PARIS (Reuters) - La démission d'Azouz Begag n'est pas liée à son soutien à François Bayrou, mais à la publication par le ministre délégué à la Promotion de l'égalité des chances d'un livre contre Nicolas Sarkozy, affirment ''Le Parisien'' de vendredi et ''Marianne'' à paraître samedi.

Cet ouvrage, intitulé "Un mouton noir dans la baignoire" et édité chez Fayard, doit paraître le 11 avril, précise ''Le Parisien''.

Dans son ouvrage, dont des extraits sont publiés par l'hebdomadaire Marianne, Azouz Begag, dont les désaccords avec Nicolas Sarkozy sont connus, accuse l'ex-ministre de l'Intérieur de l'avoir très violemment injurié et menacé.

"Tu es un connard ! Un déloyal, un salaud ! Je vais te casser la gueule (...), salaud ! Connard" (...) "J'en ai rien à foutre de tes explications ! Tu vas faire une dépêche à l'AFP pour t'excuser, sinon je te casse la gueule", aurait dit par téléphone Nicolas Sarkozy à Azouz Begag.

Ces injures, écrit le ministre d'origine algérienne, font suite à une rencontre qu'il a eue avec une association de Marseille et lors de laquelle il a déclaré : "je ne m'appelle pas Azouz Sarkozy".

La scène se passe à l'automne 2005, raconte Azouz Begag, alors que les banlieues s'enflamment en France après la mort de deux jeunes électrocutés dans un transformateur EDF à Clichy-sous-Bois, en banlieue nord de Paris et le terme de "racaille" employé par Nicolas Sarkozy à propos de certaines personnes habitant en banlieue.

"DEGAGE !"
Dans ce contexte, Azouz Begag a fait connaître son opposition à la "sémantique guerrière" de Nicolas Sarkozy.

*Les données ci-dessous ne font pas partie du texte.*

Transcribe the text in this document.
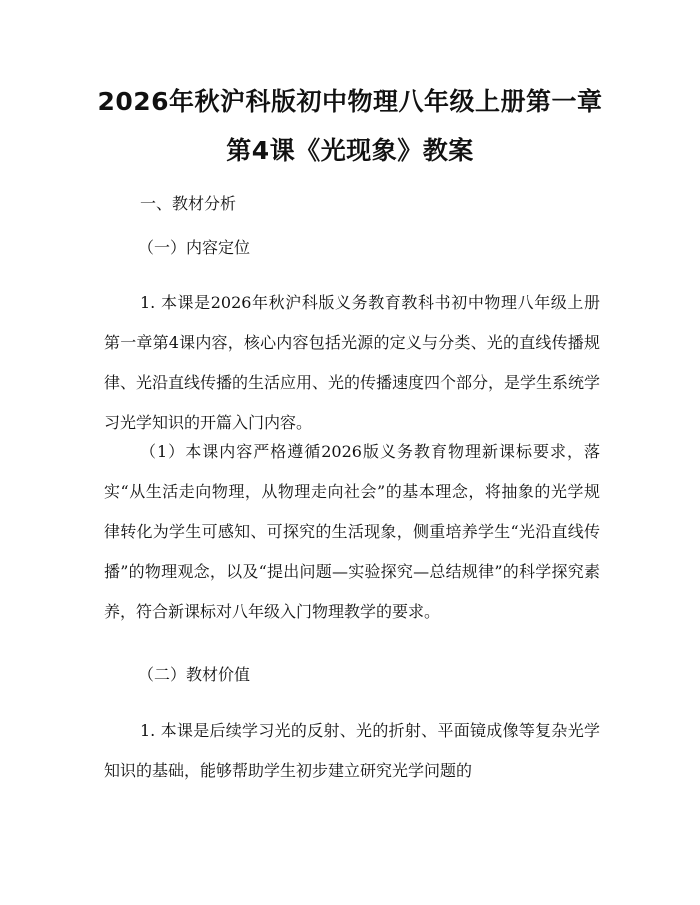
2026年秋沪科版初中物理八年级上册第一章
第4课《光现象》教案
一、教材分析
（一）内容定位
1. 本课是2026年秋沪科版义务教育教科书初中物理八年级上册第一章第4课内容，核心内容包括光源的定义与分类、光的直线传播规律、光沿直线传播的生活应用、光的传播速度四个部分，是学生系统学习光学知识的开篇入门内容。
（1）本课内容严格遵循2026版义务教育物理新课标要求，落实“从生活走向物理，从物理走向社会”的基本理念，将抽象的光学规律转化为学生可感知、可探究的生活现象，侧重培养学生“光沿直线传播”的物理观念，以及“提出问题—实验探究—总结规律”的科学探究素养，符合新课标对八年级入门物理教学的要求。
（二）教材价值
1. 本课是后续学习光的反射、光的折射、平面镜成像等复杂光学知识的基础，能够帮助学生初步建立研究光学问题的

A partir de ce moment-là, écrit-il, "la descente aux enfers est engagée".
L'ex-ministre de la Promotion de l'égalité des chances raconte aussi les pressions dont Nicolas Sarkozy serait l'auteur auprès de certains journaux pour que le nom d'Azouz Begag ne soit plus cité dans leurs colonnes.
Azouz Begag, qui se dit "bourré" de Temesta, un tranquillisant, raconte aussi l'éloignement progressif de ses collègues ministres et le ton insultant employé à son encontre par le ministre délégué aux collectivités territoriales et proche de Nicolas Sarkozy, Brice Hortefeux.
"Allez, fissa, sors de là ! Dégage d'ici, je te dis, dégage!" lui aurait lancé Brice Hortefeux le 11 octobre 2006 alors que les deux ministres délégués étaient assis sur les bancs de l'Assemblée nationale. "Il utilise un terme de l'époque coloniale", note Azouz Begag. "Il se croit encore dans l'Algérie de l'indigénat. Je fais le benêt. Je dis que je ne comprends pas le breton."
Fissa est un terme argot d'origine arabe, contraction de "fi sa'a", soit mot à mot, dans l'heure.
"Le livre a rendu furieux le duo Villepin-Chirac", écrit ''Le Parisien''.
"Il n'y a aucun commentaire à faire sur le livre (...)", a déclaré vendredi Xavier Bertrand, porte-parole de Nicolas Sarkozy. "Azouz Begag, à l'origine, c'est un romancier. Donc on peut certainement lui faire crédit que ça sera très romancé", a-t-il ajouté.
Dès l'annonce de la démission d'Azouz Begag jeudi après-midi par Matignon, il n'était plus possible de consulter la biographie de l'ex-ministre délégué sur le site en ligne du gouvernement.